Hell Freezes Over: Microsoft Supporting Linux
Hell Freezes Over: Microsoft Supporting Linux

Silverlight for Linux will be called Moonlight, and Microsoft’s Linux pal Novell will do the heavy lifting in porting the software. Microsoft made the announcement that to be cross-platform with Silverlight, they would extend support to Linux.

Miguel de Icaza and the Mono Project team at Novell will be the ones to take Silverlight beyond Windows and Mac. He had more details about the announcement on his blog:

The highlights of the collaboration are:

•  Microsoft will give Novell access to the test suites for Silverlight to ensure that we have a compatible specification. The same test suite that Microsoft uses for Silverlight.

•  Microsoft will give us access to the Silverlight specifications: details that might be necessary to implement 1.0, beyond what is currently published on the web; and specifications on the 1.1 version of Silverlight as it is updated.

•  Microsoft will make the codecs for video and audio available to users of Moonlight from their web site. The codecs will be binary codecs, and they will only be licensed for use with Moonlight on a web browser (sorry, those are the rules for the Media codecs).

•  Novell will implement Silverlight 1.0 and 1.1 and will distribute it for the major Linux distributions at the time of the shipment.
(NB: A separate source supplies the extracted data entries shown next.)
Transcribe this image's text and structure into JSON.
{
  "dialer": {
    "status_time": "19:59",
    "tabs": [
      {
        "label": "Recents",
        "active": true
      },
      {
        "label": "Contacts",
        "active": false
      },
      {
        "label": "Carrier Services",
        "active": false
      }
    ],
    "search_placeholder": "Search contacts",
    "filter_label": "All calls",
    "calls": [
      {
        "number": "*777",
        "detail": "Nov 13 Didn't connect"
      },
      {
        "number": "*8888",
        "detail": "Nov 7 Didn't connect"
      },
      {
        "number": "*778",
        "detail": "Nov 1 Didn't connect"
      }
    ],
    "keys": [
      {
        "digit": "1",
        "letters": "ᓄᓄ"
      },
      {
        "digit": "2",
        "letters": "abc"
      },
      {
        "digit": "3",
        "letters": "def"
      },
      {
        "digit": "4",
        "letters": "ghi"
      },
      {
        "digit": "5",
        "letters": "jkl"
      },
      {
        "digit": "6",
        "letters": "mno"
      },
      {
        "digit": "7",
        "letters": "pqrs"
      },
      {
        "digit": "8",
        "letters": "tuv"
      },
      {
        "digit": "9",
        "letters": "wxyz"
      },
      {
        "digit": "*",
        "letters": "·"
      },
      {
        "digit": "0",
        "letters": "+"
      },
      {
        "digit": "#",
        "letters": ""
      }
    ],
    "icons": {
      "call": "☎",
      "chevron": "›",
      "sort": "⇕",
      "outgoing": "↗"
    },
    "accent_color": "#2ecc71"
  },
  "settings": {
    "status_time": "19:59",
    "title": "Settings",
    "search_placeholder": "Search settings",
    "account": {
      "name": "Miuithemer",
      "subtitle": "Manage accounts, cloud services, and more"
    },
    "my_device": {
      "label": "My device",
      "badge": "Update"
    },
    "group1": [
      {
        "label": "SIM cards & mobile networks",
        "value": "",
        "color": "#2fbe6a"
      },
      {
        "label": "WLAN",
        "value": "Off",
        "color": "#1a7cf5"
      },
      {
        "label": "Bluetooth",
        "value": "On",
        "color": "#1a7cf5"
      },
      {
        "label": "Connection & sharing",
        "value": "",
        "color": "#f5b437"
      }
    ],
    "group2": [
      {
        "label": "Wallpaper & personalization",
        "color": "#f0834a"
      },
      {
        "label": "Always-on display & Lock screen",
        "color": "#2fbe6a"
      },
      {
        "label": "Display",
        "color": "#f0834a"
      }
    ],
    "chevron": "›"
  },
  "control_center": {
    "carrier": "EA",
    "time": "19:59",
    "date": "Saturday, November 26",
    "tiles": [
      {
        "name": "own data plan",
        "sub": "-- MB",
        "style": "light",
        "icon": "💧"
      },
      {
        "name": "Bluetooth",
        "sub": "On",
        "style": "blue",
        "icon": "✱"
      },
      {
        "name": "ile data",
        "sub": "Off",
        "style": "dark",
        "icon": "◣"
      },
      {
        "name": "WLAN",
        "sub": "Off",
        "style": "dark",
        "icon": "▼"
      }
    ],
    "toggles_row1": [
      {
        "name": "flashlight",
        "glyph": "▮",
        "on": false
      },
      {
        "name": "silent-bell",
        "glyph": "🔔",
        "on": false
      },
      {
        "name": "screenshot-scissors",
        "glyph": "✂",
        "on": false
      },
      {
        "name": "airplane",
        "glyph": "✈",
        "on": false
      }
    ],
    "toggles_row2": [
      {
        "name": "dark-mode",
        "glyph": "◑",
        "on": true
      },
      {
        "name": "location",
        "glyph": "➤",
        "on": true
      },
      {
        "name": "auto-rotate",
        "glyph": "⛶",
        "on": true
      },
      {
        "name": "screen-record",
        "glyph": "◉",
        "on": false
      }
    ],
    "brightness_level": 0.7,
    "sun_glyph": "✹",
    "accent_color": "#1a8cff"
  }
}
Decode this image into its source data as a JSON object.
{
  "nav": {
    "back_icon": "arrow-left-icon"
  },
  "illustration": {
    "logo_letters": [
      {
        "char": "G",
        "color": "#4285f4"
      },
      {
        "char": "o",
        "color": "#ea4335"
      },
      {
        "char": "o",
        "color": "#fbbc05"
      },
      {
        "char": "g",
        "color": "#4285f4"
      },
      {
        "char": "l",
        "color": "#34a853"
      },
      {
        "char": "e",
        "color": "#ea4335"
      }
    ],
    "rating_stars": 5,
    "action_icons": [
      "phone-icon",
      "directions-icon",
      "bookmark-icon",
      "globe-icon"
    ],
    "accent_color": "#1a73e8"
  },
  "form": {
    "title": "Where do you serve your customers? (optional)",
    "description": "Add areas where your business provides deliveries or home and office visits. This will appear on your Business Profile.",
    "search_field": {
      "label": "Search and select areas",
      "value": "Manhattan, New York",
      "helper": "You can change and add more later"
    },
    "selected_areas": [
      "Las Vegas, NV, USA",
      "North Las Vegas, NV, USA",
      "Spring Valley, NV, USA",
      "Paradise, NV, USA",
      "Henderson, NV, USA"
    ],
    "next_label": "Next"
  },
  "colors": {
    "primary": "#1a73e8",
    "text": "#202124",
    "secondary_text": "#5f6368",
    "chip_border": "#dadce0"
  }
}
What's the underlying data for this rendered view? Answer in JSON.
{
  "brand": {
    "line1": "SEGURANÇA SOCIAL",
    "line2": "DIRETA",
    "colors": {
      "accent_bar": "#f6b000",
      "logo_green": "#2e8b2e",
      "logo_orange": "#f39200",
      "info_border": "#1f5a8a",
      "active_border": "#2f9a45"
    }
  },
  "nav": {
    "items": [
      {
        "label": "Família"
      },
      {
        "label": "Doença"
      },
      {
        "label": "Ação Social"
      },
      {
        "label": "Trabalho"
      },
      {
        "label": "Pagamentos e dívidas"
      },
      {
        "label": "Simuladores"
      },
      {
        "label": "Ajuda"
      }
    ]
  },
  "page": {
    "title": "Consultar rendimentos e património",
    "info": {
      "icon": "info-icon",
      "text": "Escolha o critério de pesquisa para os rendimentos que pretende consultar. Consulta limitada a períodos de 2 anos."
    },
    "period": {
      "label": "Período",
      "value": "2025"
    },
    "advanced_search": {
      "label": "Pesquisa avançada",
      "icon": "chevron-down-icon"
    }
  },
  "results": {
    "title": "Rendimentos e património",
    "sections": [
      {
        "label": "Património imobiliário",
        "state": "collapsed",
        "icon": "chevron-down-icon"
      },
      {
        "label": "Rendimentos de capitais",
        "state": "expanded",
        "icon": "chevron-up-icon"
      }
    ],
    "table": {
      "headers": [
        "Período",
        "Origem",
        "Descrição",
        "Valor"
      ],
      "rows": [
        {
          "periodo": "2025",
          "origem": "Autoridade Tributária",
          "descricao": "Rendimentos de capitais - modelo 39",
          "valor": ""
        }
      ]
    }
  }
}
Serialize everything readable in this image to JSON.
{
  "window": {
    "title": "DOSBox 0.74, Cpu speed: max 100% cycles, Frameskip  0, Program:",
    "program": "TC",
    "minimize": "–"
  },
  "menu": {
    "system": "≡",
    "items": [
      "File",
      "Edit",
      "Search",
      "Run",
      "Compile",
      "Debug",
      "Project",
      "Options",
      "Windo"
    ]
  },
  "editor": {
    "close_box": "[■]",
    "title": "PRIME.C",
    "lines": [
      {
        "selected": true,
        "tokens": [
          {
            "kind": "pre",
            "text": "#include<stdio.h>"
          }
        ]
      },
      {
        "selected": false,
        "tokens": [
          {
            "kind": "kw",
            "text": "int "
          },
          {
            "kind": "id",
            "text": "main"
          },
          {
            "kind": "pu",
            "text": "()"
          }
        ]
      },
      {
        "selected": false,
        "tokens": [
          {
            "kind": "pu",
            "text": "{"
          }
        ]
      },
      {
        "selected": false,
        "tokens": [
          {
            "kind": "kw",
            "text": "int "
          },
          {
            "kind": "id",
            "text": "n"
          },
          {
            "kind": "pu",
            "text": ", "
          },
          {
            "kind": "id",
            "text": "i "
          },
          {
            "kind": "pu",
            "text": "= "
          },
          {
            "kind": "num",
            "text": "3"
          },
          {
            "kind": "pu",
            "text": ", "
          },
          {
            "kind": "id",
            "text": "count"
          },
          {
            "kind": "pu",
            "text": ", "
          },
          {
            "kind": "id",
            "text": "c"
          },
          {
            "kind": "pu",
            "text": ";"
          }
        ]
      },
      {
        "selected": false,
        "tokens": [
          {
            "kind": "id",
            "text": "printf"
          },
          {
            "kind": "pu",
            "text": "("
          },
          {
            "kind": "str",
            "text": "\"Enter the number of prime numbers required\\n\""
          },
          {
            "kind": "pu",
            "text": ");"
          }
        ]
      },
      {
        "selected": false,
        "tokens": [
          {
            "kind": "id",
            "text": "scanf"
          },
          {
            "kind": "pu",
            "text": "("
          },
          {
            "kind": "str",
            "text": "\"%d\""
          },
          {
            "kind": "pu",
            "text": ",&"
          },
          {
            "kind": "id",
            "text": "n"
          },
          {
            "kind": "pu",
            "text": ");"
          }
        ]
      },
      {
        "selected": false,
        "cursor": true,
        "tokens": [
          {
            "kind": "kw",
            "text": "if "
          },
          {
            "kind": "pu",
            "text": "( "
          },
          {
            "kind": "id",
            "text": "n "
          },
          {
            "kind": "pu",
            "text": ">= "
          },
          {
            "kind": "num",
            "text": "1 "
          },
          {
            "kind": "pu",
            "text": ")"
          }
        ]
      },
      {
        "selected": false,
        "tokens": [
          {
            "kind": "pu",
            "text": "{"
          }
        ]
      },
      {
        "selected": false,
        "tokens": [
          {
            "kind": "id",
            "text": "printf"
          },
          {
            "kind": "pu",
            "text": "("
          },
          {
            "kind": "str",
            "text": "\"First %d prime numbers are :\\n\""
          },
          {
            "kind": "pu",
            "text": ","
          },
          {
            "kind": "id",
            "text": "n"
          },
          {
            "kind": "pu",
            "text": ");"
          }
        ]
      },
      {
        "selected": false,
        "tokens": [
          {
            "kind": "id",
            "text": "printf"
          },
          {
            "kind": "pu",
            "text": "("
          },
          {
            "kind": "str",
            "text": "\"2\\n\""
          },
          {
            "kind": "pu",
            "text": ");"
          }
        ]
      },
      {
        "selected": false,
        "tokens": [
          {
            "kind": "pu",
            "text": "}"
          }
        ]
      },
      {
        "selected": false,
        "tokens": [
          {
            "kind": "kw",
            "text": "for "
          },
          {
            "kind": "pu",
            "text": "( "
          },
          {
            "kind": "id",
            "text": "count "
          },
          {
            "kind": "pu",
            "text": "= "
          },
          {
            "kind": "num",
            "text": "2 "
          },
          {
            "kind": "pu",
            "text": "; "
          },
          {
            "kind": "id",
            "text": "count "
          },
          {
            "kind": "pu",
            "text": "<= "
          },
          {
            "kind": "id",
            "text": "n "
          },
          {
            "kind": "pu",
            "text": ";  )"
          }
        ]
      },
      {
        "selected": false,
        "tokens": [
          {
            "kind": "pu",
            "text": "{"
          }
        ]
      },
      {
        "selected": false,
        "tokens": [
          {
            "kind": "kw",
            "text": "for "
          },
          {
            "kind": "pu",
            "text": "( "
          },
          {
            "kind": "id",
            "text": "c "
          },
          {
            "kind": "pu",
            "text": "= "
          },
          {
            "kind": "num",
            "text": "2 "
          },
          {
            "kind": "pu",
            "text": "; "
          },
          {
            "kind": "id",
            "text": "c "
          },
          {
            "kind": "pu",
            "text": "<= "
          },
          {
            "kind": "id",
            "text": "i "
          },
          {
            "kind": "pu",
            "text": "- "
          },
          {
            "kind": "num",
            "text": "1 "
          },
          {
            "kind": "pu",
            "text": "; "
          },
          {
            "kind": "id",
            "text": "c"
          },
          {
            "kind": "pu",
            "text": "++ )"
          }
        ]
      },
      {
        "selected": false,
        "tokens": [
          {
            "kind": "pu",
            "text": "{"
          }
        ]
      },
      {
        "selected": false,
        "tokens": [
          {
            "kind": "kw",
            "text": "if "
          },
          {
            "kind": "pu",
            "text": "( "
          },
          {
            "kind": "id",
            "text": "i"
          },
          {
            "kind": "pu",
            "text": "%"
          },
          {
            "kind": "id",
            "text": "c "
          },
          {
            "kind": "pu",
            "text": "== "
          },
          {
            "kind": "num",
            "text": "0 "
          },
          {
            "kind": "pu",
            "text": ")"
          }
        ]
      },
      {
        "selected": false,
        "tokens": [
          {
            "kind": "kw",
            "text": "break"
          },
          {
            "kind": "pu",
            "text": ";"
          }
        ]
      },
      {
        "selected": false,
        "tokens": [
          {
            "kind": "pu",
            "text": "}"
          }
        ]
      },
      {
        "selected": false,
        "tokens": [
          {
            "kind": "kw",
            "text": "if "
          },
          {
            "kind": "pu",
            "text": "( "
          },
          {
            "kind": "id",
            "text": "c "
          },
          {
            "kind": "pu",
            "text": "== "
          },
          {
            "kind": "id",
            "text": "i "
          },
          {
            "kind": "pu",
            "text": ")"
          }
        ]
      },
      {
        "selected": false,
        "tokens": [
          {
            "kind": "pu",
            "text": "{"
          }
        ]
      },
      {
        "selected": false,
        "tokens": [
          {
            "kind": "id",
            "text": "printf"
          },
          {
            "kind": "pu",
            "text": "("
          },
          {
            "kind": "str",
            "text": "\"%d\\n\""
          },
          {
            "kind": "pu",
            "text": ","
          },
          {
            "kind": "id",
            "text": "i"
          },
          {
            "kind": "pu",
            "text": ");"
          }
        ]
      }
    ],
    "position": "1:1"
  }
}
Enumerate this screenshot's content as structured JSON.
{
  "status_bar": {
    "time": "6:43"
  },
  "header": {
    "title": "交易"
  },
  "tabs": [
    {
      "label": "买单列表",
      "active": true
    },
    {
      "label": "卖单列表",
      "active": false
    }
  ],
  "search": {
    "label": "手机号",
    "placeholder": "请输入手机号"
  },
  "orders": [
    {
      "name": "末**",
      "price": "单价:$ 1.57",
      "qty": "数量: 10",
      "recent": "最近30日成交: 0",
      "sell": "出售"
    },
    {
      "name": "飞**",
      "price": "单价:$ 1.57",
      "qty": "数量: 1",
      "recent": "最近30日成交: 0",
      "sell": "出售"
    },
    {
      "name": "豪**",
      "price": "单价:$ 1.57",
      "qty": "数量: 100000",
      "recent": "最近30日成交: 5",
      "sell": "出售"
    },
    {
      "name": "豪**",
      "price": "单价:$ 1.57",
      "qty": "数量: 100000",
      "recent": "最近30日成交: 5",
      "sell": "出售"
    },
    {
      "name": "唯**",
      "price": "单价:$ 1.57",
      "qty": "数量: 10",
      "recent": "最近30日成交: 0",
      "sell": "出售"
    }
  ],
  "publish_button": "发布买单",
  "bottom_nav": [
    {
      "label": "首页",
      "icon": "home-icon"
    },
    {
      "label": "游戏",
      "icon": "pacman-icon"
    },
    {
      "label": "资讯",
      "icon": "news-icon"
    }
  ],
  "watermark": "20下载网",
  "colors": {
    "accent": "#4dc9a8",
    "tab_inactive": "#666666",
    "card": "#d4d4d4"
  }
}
We will offer some kind of one-click install for Linux users (no "Open a terminal and type su followed by your password…" as well as RPM and DEB packages for the major distros and operating systems.

"This is an historical collaboration between an open source project and Microsoft," he continued. "They have collaborated with other folks on the server space (Xen, PHP and) but this is their first direct contribution to the open source desktop."

Microsoft’s "past contributions" to Linux have been much different, including an assortment of veiled threats, highly critical white papers, and other unpleasantness that has been revealed over the years through leaked memos and other accounts.

This is a significant change from the Microsoft that generated the infamous "Halloween documents" listing The Fear Microsoft had of Linux and its inroads into the lucrative server software market.